Questo il racconto di Mauro Rizzetto di CittadinanzAttiva: “Sono andato a giugno al pronto soccorso per una grave polmonite batterica e mi hanno messo in un percorso Covid tutta la notte su una lettiga, poi la mattina mi hanno fatto una tac e portato in una sala accanto al pronto soccorso e da lì è iniziato il delirio perché c’erano tantissime persone e per spostare i pazienti era come un gioco ad incastro con spostamento continuo di barelle e carrozzelle con OO.SS e precari provati da una situazione allucinante. Ho anche chiesto aiuto per un anziano che si lamentava incessantemente per il dolore. Quindi non possono dire che la colpa era prima del Covid e oggi non si sa di chi mentre direttore sanitario e direttore generale continuano a negare. Riceviamo ogni giorno segnalazioni da cittadini e non è la prima volta che intervengono i carabinieri che conoscono bene la situazione. Come tutelare la salute dei nostri cittadini?
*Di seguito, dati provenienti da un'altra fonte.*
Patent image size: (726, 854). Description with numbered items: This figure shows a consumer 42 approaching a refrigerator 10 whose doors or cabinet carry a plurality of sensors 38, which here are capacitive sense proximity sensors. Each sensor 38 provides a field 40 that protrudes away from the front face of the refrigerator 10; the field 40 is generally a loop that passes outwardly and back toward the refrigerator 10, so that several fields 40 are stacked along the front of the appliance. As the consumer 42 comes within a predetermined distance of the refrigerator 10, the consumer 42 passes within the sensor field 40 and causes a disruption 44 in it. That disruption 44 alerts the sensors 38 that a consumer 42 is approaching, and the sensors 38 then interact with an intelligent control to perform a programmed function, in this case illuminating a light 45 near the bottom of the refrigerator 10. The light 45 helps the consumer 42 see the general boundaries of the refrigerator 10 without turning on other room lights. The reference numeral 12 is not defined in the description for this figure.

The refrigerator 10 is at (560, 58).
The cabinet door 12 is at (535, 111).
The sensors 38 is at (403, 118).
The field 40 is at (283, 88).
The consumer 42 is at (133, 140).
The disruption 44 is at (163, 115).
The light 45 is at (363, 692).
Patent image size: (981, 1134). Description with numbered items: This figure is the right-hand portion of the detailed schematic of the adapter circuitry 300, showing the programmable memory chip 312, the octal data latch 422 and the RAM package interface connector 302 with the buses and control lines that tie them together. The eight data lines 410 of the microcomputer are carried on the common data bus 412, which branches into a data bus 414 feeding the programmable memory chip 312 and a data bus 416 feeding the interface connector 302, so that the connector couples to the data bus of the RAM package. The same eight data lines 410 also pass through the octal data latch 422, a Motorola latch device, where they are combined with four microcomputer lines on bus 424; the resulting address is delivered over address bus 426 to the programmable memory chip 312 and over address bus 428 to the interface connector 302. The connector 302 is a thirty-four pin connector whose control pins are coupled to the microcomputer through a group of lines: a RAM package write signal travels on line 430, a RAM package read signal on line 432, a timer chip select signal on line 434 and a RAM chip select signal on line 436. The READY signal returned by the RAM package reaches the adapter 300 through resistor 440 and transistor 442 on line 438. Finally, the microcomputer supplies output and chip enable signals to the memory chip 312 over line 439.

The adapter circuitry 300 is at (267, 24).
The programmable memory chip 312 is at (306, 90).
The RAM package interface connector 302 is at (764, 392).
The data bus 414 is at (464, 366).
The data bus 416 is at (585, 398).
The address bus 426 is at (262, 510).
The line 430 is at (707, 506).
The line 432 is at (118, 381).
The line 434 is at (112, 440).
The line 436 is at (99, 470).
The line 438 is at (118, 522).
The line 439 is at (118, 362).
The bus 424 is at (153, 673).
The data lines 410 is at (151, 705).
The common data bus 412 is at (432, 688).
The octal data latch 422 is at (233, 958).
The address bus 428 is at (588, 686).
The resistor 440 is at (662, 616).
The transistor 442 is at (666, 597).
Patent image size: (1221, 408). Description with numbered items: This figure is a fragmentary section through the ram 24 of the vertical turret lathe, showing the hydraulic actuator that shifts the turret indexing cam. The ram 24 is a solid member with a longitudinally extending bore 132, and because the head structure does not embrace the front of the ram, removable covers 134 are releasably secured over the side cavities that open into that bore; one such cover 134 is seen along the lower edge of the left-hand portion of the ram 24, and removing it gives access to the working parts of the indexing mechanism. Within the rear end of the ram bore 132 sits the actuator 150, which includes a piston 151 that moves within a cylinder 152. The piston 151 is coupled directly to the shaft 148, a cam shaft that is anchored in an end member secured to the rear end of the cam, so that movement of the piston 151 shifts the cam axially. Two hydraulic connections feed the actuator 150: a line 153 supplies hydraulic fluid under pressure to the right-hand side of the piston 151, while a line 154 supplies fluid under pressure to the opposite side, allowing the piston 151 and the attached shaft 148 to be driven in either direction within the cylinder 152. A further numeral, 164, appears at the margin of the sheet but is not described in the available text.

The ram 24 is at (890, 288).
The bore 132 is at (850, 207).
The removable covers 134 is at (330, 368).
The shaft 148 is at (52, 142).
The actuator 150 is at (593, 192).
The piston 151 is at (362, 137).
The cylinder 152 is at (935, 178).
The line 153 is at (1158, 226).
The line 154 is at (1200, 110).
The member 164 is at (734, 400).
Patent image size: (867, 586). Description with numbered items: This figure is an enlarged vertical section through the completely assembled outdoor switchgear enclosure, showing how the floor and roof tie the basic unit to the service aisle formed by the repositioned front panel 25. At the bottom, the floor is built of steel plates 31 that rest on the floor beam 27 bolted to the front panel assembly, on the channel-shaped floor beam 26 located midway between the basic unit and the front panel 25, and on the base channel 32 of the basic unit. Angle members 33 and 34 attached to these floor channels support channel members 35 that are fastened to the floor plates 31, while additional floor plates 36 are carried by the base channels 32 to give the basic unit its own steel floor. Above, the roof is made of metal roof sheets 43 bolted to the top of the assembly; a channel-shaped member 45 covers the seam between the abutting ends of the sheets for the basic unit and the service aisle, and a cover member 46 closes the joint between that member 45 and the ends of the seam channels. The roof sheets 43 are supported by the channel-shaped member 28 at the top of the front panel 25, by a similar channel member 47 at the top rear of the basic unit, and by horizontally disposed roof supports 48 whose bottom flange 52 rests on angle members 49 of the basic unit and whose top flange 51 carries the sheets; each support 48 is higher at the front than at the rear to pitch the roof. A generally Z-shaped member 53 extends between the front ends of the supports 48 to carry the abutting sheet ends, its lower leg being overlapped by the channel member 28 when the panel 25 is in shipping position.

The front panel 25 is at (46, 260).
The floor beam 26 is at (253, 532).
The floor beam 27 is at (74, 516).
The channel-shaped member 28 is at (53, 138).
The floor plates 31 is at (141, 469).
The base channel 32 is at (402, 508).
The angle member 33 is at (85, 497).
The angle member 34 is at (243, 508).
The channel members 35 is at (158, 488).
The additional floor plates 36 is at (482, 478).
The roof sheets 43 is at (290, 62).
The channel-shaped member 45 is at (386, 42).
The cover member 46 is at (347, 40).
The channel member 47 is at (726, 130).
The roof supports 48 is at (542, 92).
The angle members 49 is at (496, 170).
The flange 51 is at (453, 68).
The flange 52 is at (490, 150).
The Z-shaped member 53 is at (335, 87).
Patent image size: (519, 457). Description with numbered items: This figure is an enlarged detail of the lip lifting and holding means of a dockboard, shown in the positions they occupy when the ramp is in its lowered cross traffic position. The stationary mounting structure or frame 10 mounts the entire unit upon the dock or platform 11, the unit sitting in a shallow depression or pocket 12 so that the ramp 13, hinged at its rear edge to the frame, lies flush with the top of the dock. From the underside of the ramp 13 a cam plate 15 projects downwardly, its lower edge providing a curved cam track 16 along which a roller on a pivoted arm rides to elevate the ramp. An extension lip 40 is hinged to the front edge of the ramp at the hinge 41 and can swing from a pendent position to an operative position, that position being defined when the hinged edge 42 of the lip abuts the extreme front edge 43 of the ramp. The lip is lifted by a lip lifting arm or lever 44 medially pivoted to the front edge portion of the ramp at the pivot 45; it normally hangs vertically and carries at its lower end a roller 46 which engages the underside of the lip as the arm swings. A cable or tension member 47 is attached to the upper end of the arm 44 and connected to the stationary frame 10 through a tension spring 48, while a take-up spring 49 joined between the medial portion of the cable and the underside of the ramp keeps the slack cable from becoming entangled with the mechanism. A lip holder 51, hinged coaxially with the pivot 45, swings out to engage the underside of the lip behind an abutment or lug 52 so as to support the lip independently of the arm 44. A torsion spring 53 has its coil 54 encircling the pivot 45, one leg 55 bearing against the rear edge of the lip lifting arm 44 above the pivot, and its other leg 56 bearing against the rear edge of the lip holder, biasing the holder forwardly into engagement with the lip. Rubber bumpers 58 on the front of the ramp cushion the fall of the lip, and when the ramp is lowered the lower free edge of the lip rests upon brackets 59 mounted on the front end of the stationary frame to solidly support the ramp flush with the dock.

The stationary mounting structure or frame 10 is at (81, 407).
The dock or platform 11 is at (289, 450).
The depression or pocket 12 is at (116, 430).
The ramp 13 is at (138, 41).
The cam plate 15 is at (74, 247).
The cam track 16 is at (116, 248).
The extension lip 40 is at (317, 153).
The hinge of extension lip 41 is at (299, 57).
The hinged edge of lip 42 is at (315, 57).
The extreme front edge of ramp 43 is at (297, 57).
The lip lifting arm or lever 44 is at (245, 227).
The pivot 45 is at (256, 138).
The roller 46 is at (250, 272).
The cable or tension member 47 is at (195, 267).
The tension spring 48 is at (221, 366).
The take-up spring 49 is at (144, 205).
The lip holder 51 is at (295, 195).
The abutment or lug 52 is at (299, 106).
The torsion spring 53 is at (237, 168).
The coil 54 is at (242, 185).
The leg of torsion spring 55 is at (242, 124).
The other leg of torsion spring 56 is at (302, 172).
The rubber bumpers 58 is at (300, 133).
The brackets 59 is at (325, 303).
Il pronto soccorso non può andare avanti così, con personale stremato e quindi a volte sgarbato e i pazienti che molto spesso preferiscono, quando possibile, spostarsi in Umbria. Sulla carta funziona tutto bene, ma in realtà non funziona nulla. La Asl e il pronto soccorso vanno gestiti in modo diverso perché, nonostante si parli di medicina umanizzata, i fatti dicono il contrario e molti di noi lo hanno provato sulla propria pelle”. E purtroppo sarà così domani e anche dopodomani.